I have this jQuery code, when i click the first value of the Select it insert to the database, But when i click the second value of the Select, it insert again THE FIRST value of the Select. How can i insert the 2nd value of the select.
the sample link is : http://cocopop12.site11.com/search/index.php

the jQuery code of mine is :

$(function() {
    $(".videoThumbS").click(function() {
        var dataString = $("#v_w_id_value").val();
        $.ajax({ 
            type: 'POST',                                  
            url: 'api.php',
            data: { v_w_id: dataString },
            dataType: 'html',               
            success: function(data)  
            {
            var v_w_id_value = data[0];           //get name
            $('#selected_thumbs').html("yt id:" + v_w_id_value );     //Set output element html
            } 
        });    
    });
});

my forms with foreach value.

<form method="post" action="">
<input id="v_w_id_value" type="hidden" name="v_w_id" value="OIUIUNKLJ" />
<input class="videoThumbS" type="button" name="selectSel" value="Select" id="selectbut" />
</form>

the value in the hidden i just insert it for example but it was loop to diff. value.

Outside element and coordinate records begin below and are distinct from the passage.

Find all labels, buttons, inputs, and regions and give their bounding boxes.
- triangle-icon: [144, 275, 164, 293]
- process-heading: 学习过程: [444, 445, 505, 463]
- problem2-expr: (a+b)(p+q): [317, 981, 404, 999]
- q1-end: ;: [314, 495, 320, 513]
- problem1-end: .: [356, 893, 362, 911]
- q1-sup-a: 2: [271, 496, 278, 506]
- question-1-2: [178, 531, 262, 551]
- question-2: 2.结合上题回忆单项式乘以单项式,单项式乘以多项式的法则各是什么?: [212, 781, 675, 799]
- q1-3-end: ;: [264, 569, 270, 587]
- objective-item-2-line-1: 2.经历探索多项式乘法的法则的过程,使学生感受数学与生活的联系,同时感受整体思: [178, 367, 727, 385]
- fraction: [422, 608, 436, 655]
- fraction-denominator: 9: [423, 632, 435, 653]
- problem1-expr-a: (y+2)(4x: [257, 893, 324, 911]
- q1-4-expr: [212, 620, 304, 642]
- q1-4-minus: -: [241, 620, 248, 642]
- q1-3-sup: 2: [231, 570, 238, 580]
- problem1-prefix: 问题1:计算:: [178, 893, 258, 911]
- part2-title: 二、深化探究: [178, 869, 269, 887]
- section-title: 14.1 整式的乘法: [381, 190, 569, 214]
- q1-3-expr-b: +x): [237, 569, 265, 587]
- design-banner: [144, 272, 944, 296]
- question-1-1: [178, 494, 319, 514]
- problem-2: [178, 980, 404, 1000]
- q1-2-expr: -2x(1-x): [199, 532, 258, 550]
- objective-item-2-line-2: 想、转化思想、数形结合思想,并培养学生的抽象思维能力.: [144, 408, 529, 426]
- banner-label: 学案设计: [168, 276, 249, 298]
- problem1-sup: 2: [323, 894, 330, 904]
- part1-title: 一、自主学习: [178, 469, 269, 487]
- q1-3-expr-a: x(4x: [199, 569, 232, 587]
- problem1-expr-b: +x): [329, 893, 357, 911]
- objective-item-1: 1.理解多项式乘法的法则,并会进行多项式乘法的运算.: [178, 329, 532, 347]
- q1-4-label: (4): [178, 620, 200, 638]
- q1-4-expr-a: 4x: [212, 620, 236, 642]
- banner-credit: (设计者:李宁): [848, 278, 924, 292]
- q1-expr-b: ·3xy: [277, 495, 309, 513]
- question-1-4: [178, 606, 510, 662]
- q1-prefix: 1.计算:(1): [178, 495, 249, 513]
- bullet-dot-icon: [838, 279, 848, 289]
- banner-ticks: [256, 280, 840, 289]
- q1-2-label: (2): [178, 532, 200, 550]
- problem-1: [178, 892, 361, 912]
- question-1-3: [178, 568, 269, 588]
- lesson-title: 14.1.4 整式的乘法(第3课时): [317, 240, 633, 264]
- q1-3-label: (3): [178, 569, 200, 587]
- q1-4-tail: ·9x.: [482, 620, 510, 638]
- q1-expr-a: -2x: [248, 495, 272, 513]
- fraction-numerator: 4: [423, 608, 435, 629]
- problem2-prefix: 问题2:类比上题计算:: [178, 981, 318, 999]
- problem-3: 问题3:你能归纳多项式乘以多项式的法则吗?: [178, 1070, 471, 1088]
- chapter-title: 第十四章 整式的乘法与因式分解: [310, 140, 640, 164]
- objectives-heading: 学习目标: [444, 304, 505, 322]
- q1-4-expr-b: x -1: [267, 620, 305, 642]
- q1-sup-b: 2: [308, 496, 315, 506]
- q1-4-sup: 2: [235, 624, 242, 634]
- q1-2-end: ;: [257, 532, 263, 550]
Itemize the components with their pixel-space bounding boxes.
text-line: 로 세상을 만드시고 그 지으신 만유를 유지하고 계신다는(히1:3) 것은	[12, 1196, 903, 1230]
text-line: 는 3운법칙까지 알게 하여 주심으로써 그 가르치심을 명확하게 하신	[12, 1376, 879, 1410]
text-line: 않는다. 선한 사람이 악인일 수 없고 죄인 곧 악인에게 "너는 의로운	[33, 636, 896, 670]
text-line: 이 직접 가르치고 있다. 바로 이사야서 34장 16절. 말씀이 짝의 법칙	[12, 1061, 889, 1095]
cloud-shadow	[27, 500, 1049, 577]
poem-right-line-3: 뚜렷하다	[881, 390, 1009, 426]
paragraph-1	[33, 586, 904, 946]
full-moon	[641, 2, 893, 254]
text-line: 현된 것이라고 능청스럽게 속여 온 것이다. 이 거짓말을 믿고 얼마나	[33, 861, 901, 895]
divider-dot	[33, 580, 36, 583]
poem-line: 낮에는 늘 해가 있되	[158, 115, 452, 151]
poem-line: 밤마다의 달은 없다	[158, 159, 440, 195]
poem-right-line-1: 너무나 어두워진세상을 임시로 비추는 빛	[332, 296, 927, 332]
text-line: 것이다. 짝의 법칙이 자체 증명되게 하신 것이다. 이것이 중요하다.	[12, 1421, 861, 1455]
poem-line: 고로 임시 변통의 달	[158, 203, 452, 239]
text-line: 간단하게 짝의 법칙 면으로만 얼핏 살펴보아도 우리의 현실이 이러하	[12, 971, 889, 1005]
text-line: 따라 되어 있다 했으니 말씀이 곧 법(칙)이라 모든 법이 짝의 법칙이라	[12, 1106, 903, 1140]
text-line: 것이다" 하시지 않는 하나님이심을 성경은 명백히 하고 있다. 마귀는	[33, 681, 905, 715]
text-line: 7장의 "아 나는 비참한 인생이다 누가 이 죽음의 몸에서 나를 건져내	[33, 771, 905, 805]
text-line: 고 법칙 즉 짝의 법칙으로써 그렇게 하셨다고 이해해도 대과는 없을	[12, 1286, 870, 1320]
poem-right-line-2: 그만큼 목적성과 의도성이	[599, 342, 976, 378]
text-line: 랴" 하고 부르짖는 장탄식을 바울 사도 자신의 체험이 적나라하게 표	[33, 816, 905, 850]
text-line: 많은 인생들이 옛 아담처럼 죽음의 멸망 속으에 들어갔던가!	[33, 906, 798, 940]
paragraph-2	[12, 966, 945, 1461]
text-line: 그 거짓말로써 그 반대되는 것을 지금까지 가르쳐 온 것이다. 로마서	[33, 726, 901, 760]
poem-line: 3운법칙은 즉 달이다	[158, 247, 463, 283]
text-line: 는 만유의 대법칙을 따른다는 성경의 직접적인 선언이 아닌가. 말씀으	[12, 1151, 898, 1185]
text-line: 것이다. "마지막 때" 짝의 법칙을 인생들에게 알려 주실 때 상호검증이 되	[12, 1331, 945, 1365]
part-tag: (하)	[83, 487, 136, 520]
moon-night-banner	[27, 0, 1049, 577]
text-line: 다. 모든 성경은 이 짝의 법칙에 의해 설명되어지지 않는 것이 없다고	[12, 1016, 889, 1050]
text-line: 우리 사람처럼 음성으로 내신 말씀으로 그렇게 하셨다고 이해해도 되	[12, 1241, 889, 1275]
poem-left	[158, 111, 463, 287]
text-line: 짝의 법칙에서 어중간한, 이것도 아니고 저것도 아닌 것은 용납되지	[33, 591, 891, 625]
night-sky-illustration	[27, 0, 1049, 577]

then it will insert to the database.

<?php
include ( 'class/conn.php' );
$v_watch_id = $_POST['v_w_id'];
$selected_videos = mysql_query( "INSERT INTO s_vids VALUE('', '$v_watch_id', NOW() )" ) or die ( mysql_error() );
?>

Inserting to the database was working but only the first value that was inserted, so when i click the second or third Select button it doesn’t read the jQuery.
how can i fix it?

Using the firebug on firefox console javascript i can see the different value of select button.